Polymorphism, Structure, and Nucleation of Cholesterol·H(2)O at Aqueous Interfaces and in Pathological Media: Revisited from a Computational Perspective

[Image: see text] We revisit the important issues of polymorphism, structure, and nucleation of cholesterol·H(2)O using first-principles calculations based on dispersion-augmented density functional theory. For the lesser known monoclinic polymorph, we obtain a fully extended H-bonded network in a structure akin to that of hexagonal ice. We show that the energy of the monoclinic and triclinic polymorphs is similar, strongly suggesting that kinetic and environmental effects play a significant role in determining polymorph nucleation. Furthermore, we find evidence in support of various O–H···O bonding motifs in both polymorphs that may result in hydroxyl disorder.

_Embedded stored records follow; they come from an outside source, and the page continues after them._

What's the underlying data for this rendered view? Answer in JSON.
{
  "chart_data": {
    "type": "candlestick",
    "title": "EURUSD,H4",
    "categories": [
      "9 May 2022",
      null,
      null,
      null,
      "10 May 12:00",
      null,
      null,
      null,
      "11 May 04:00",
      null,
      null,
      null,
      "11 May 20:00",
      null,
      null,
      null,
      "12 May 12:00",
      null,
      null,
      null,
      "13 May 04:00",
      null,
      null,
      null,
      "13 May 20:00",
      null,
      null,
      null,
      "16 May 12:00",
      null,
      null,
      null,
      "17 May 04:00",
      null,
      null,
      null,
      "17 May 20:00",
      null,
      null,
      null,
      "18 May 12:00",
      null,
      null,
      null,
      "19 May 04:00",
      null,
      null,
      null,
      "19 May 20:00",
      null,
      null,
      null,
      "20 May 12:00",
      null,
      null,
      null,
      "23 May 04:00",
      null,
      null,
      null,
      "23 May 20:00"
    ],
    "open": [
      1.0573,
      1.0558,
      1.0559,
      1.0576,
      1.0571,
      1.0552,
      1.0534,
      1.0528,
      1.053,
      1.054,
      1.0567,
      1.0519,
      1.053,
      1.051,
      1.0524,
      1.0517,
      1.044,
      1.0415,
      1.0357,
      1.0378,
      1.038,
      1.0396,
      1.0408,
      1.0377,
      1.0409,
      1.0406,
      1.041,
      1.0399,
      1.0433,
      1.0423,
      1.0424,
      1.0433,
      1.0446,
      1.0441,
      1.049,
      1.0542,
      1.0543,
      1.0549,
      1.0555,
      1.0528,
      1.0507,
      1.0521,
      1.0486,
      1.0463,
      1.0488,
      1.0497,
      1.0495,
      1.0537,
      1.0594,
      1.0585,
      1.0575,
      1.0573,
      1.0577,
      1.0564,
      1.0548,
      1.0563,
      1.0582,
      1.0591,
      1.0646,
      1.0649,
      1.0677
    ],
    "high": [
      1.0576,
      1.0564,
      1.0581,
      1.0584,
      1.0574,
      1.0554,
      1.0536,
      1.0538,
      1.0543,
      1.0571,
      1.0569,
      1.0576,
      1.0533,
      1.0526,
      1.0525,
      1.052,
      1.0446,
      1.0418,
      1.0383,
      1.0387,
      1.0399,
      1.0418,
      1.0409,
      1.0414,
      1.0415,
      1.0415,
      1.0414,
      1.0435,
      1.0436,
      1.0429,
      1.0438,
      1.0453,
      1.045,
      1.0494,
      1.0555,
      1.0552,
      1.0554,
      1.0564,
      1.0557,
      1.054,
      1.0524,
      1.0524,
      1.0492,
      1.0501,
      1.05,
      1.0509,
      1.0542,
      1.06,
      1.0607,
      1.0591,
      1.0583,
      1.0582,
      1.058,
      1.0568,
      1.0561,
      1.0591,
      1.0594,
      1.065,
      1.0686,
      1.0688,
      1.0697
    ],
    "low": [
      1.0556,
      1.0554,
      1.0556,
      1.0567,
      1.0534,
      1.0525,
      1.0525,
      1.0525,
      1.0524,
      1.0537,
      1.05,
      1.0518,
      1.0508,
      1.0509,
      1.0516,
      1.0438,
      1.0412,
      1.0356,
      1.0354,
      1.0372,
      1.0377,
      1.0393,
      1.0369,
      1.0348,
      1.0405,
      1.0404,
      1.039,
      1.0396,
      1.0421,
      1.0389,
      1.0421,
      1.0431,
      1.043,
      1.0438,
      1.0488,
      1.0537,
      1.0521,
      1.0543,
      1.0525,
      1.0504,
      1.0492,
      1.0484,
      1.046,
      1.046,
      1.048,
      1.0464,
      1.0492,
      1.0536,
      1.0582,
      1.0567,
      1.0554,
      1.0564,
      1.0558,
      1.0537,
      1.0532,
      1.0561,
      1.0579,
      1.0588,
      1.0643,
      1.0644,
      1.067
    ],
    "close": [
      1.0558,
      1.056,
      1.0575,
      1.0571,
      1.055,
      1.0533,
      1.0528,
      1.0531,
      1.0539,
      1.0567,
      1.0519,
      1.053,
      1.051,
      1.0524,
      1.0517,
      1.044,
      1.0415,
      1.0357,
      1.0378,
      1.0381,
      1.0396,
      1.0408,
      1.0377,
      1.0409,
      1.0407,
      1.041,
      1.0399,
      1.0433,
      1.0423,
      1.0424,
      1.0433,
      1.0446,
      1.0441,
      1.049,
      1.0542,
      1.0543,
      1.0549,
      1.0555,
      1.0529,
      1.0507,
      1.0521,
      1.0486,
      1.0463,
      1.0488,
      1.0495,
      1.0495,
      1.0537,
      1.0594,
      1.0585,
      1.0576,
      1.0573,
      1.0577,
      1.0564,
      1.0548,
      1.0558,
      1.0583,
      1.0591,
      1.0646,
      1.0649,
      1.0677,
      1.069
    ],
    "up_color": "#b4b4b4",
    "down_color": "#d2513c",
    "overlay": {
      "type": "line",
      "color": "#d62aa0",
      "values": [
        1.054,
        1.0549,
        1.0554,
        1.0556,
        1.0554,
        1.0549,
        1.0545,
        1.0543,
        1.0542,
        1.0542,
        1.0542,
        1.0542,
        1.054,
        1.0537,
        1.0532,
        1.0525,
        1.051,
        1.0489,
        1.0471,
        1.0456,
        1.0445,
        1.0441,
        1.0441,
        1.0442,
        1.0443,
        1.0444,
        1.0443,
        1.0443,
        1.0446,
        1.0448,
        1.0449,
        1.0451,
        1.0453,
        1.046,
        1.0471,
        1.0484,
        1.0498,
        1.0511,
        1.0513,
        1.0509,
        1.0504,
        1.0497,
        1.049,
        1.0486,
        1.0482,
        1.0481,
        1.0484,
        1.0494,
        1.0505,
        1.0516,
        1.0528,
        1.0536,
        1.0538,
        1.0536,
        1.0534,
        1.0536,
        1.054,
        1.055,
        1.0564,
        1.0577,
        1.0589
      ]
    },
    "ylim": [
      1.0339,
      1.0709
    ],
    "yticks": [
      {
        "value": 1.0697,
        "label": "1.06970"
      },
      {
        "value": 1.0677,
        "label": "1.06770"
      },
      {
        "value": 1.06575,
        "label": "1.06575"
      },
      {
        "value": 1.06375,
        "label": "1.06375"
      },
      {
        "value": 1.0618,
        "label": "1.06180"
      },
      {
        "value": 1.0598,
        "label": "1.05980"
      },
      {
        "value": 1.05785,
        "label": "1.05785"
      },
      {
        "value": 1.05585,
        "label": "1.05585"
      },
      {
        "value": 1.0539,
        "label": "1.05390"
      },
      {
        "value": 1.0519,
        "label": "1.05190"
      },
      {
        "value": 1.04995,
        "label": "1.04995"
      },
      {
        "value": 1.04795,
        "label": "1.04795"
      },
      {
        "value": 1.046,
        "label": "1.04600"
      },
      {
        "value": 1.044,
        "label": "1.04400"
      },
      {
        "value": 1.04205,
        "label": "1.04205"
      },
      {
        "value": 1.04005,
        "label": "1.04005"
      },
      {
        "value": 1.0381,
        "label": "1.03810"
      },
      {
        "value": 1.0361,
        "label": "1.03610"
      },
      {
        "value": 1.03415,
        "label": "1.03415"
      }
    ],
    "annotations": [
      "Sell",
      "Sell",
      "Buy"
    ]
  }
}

We have been able to explain, via computation, why a single cholesterol bilayer in hydrated membranes always crystallizes in the monoclinic polymorph. We rationalize what we believe is a single-crystal to single-crystal transformation of the monoclinic form on increased interlayer growth beyond that of a single cholesterol bilayer, interleaved by a water bilayer. We show that the ice-like structure is also relevant to the related cholestanol·2H(2)O and stigmasterol·H(2)O crystals. The structure of stigmasterol hydrate both as a trilayer film at the air–water interface and as a macroscopic crystal further assists us in understanding the polymorphic and thermal behavior of cholesterol·H(2)O. Finally, we posit a possible role for one of the sterol esters in the crystallization of cholesterol·H(2)O in pathological environments, based on a composite of a crystalline bilayer of cholesteryl palmitate bound epitaxially as a nucleating agent to the monoclinic cholesterol·H(2)O form.